Andrew Kestler the Director of Operations for Marsy’s Law for Ohio paid a visit to the Village of Enon Council meeting recently seeking support from this and other local government leaders for Issue 1 on the November 7, 2017 ballot.
Issue 1 is an opportunity for voters in Ohio to grant “basic constitutional rights to crime victims” explained Kestler. He noted that if approved, victims of violent crimes would have the right to be treated with “respect, fairness and dignity” during the criminal justice process. Kestler stated that had this law been in effect, the woman who was shot along with her coworker and the local police chief might be alive today.
The law would require that victims of crime could receive information and notification in a timely manner regarding major proceedings and developments in their case. They would be able to be present at court hearings and meet with prosecutors to have input before a plea deal is completed. They would also be heard at plea and sentence proceedings or any process that might grant their offenders release from the system. They would also have the right to seek restitution.

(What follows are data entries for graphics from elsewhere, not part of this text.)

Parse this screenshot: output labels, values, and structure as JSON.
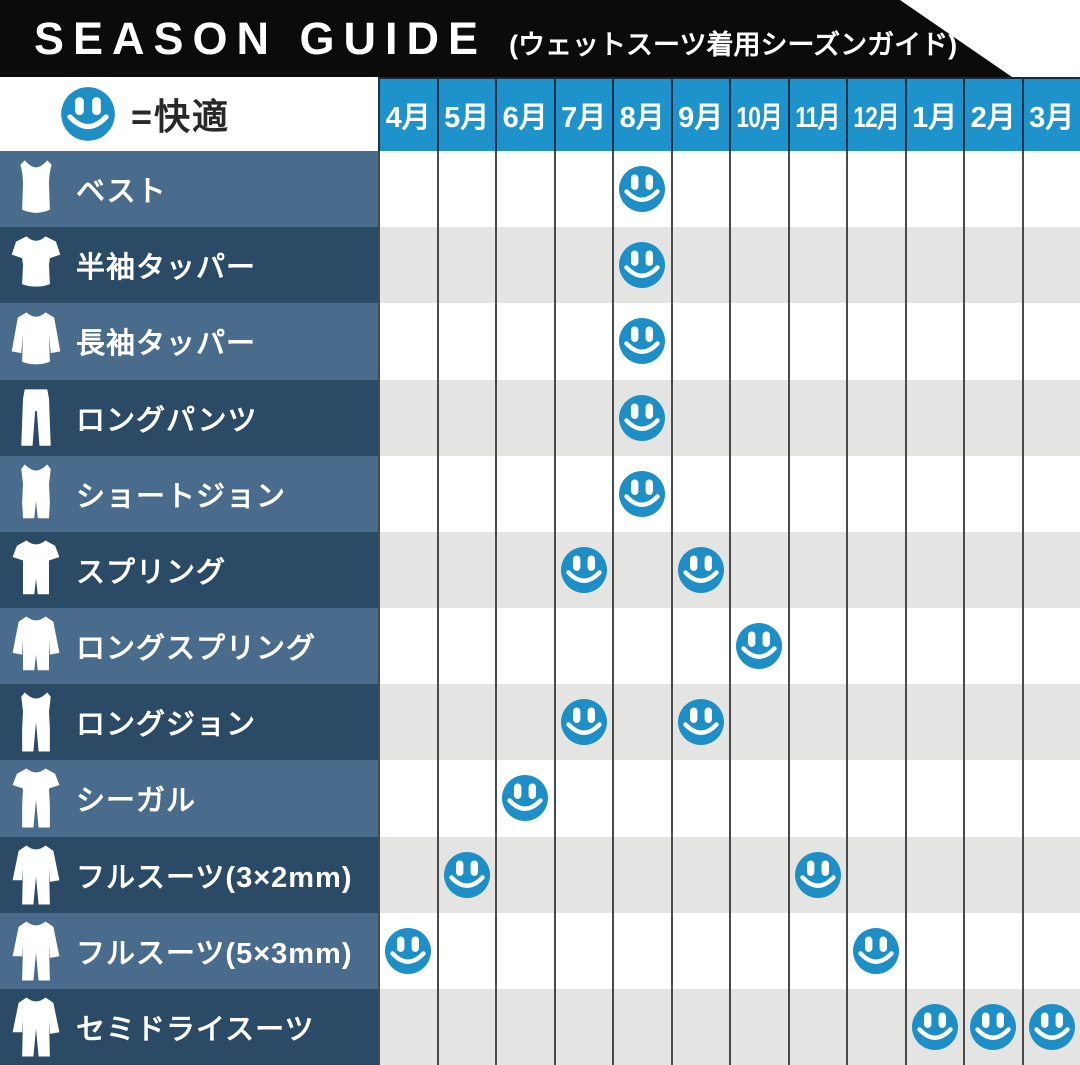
{
  "banner": {
    "title": "SEASON GUIDE",
    "subtitle": "(ウェットスーツ着用シーズンガイド)"
  },
  "legend": {
    "icon": "smiley-icon",
    "label": "=快適"
  },
  "chart_data": {
    "type": "table",
    "title": "SEASON GUIDE (ウェットスーツ着用シーズンガイド)",
    "legend_meaning": "smiley = 快適",
    "columns": [
      "4月",
      "5月",
      "6月",
      "7月",
      "8月",
      "9月",
      "10月",
      "11月",
      "12月",
      "1月",
      "2月",
      "3月"
    ],
    "rows": [
      {
        "label": "ベスト",
        "icon": "vest-icon",
        "comfortable_months": [
          "8月"
        ]
      },
      {
        "label": "半袖タッパー",
        "icon": "short-sleeve-top-icon",
        "comfortable_months": [
          "8月"
        ]
      },
      {
        "label": "長袖タッパー",
        "icon": "long-sleeve-top-icon",
        "comfortable_months": [
          "8月"
        ]
      },
      {
        "label": "ロングパンツ",
        "icon": "pants-icon",
        "comfortable_months": [
          "8月"
        ]
      },
      {
        "label": "ショートジョン",
        "icon": "short-john-icon",
        "comfortable_months": [
          "8月"
        ]
      },
      {
        "label": "スプリング",
        "icon": "spring-icon",
        "comfortable_months": [
          "7月",
          "9月"
        ]
      },
      {
        "label": "ロングスプリング",
        "icon": "long-spring-icon",
        "comfortable_months": [
          "10月"
        ]
      },
      {
        "label": "ロングジョン",
        "icon": "long-john-icon",
        "comfortable_months": [
          "7月",
          "9月"
        ]
      },
      {
        "label": "シーガル",
        "icon": "seagull-icon",
        "comfortable_months": [
          "6月"
        ]
      },
      {
        "label": "フルスーツ(3×2mm)",
        "icon": "full-suit-icon",
        "comfortable_months": [
          "5月",
          "11月"
        ]
      },
      {
        "label": "フルスーツ(5×3mm)",
        "icon": "full-suit-icon",
        "comfortable_months": [
          "4月",
          "12月"
        ]
      },
      {
        "label": "セミドライスーツ",
        "icon": "semi-dry-suit-icon",
        "comfortable_months": [
          "1月",
          "2月",
          "3月"
        ]
      }
    ]
  },
  "colors": {
    "banner_black": "#0b0b0b",
    "header_blue": "#1e93cb",
    "smiley_blue": "#1d8fc6",
    "row_label_light": "#4a6c8c",
    "row_label_dark": "#2a4a66",
    "stripe_gray": "#e4e4e2"
  }
}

The law would not impact on the rights of those who are accused of a crime. It would instead give victims the same rights as the accused. The victim would not become a party to the case which means their role in a case would not change. It would also not delay the process in the judicial system.
Kestler noted that the law has been endorsed by over 300 elected officials statewide including Attorney General Mike DeWine. The FOP and other law enforcement organizations also endorse this Constitutional Law which would have more standing in the State of Ohio.

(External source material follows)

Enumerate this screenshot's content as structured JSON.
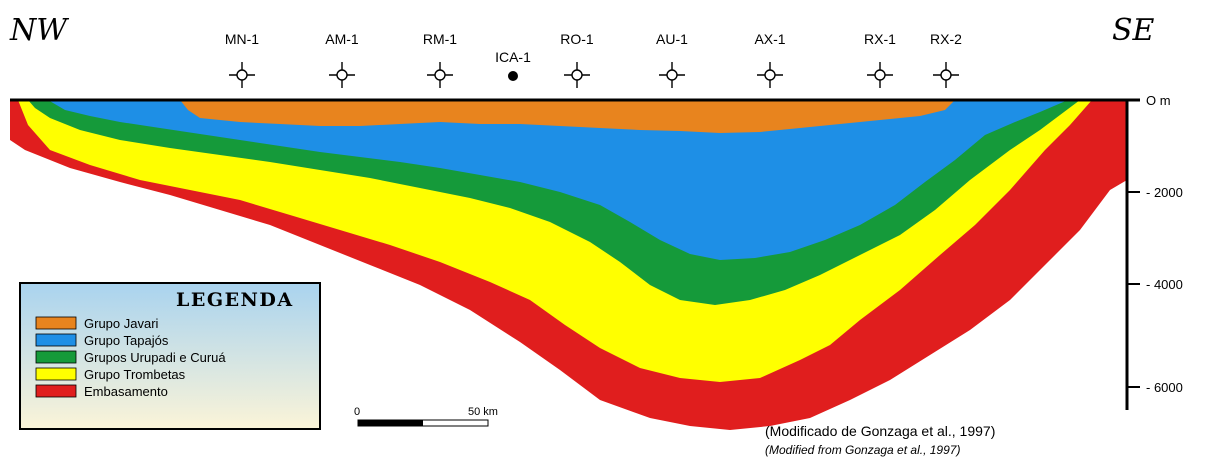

Kestler has been making the rounds of public meetings asking local government officials to show their support of the ballot issue. He also hoped to provide information to the local elected officials who may not have had the opportunity to become familiar with the proposed changes for victims rights.
Efforts are also underway in Kentucky, Georgia, Nevada, North Carolina, Wisconsin, Idaho, Oklahoma and Maine to extend these rights to vitims of crime. The law is named after a student who was stalked and killed by her ex-boyfriend in 1983. A week after her death, her mother and brother were confronted by her accused murderer. The family had no notification that he had been released from jail.
North Dakota, South Dakota, Illinois, Montana and California have already passed the law. Ohio is one of 15 states that does not currently provide this information to victims of crime or their families.